Raynos commented 11 years ago

@Gozala reductions is a pain in the ass because I want two things.

I want to reduct and accumulate state between transformations and I want a result. The result of my transformation is different from the state I want to reduct.

I've just been storing state in closures for this and using expand to return some values sometimes and reduct state between transformations.

I think the real question is do I want to do transformations on streams of snapshots or streams of changes.

Gozala commented 11 years ago

I've just been storing state in closures for this and using expand to return some values sometimes and reduct state between transformations.

I think you're missing a point and there for having all this issues. Library is intentionally designed to make local state hard. It's fine to capture bindings from closures, but it's not to mutate them. Intention is that all the stateful code (updating any references or doing mutations) will go into source implementation or into consumer implementation. All the transformation logic should be state free and order independent since non of that is guaranteed. I think you'll have a lot better time if you don't try to workaround these limitations as they are guardrails.

As of reductions or writing var current = blob.state; var update = blob.update is that seriously such a big deal ? It just a little boilerplate that makes your code state and order independent & jit's can optimize better it's IMO totally worth it. Not to mention that if you really don't want to type those additional chars you could always use helper libs like this one: https://github.com/Gozala/extract

And in ES6 even use destructuring. At the moment you do bunch of tradeoffs just for a typing convenience.
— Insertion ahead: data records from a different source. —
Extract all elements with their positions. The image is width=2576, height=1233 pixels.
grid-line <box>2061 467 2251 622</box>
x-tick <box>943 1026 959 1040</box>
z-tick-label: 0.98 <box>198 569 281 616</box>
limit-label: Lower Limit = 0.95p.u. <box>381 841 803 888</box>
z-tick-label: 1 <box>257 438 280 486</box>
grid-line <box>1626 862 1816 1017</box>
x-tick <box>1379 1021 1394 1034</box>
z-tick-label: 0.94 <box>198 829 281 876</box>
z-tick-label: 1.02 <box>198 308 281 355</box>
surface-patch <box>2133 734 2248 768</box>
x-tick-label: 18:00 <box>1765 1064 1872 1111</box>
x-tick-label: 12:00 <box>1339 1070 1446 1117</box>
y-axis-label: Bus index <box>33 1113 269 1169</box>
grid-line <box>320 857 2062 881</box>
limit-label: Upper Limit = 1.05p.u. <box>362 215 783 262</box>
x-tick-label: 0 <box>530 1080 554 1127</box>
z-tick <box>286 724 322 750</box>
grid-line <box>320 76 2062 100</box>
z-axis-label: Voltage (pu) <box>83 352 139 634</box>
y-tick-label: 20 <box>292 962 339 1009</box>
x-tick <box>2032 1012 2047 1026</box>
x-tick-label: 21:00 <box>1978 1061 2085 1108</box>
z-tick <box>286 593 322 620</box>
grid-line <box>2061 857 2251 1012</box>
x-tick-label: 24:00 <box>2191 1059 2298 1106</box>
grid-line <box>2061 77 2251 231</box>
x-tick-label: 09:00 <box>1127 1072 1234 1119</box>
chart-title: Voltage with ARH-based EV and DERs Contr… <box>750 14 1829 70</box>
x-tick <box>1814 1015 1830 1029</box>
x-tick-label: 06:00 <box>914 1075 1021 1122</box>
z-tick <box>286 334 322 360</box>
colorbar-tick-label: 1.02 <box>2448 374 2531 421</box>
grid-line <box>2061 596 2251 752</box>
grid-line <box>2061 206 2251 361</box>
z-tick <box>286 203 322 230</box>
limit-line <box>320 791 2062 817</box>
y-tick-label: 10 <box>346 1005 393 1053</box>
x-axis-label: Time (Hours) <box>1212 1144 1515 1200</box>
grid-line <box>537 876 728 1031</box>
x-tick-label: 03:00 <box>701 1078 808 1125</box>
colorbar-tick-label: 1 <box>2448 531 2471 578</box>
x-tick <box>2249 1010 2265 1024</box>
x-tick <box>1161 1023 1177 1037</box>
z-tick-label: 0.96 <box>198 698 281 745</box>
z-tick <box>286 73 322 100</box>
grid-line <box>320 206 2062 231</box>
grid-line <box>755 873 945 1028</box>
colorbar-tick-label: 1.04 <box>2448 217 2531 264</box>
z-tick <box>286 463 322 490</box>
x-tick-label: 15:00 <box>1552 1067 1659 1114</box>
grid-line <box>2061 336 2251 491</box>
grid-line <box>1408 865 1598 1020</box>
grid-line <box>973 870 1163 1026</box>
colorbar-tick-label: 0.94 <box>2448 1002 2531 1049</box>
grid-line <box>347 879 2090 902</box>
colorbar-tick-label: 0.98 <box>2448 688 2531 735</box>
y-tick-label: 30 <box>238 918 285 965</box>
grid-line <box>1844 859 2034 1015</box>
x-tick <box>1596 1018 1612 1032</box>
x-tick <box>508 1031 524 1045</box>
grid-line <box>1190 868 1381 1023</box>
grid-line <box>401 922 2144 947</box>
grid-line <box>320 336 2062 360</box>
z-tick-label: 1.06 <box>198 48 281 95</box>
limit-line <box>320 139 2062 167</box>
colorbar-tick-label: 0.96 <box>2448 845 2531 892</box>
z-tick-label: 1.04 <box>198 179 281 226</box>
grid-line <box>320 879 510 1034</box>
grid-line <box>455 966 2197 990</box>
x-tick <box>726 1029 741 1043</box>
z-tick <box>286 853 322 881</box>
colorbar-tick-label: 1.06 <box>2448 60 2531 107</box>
Gozala commented 11 years ago

Here is yet another example how stateful transformation can be done when that is really necessary:

var LOCAL = 0
var ACCUMULATED = 1

function lift(input, f, start) {
  return reducible(function(next, initial) {
    return reduce(input, function transform(value, state) {
      var data = [].concat(f(value, state[LOCAL]))
      var local = data.pop()
      var result = state[ACCUMULATED]
      var count = data.length
      var index = 0
      while (index < count) {
        result = next(data[index], result)
        if (isReduced(result)) return result
        index = index + 1
      }
      return [local, result]
    }, [start, initial])
  })
}

// Transform any text stream into stream of lines
var lines = lift(text, function(chunk, prefix) {
  return prefix.concat(chunk).split("\n")
}, "")

The reason I hesitate to include this by default is that it's easy to include a new state in the end of the returned array.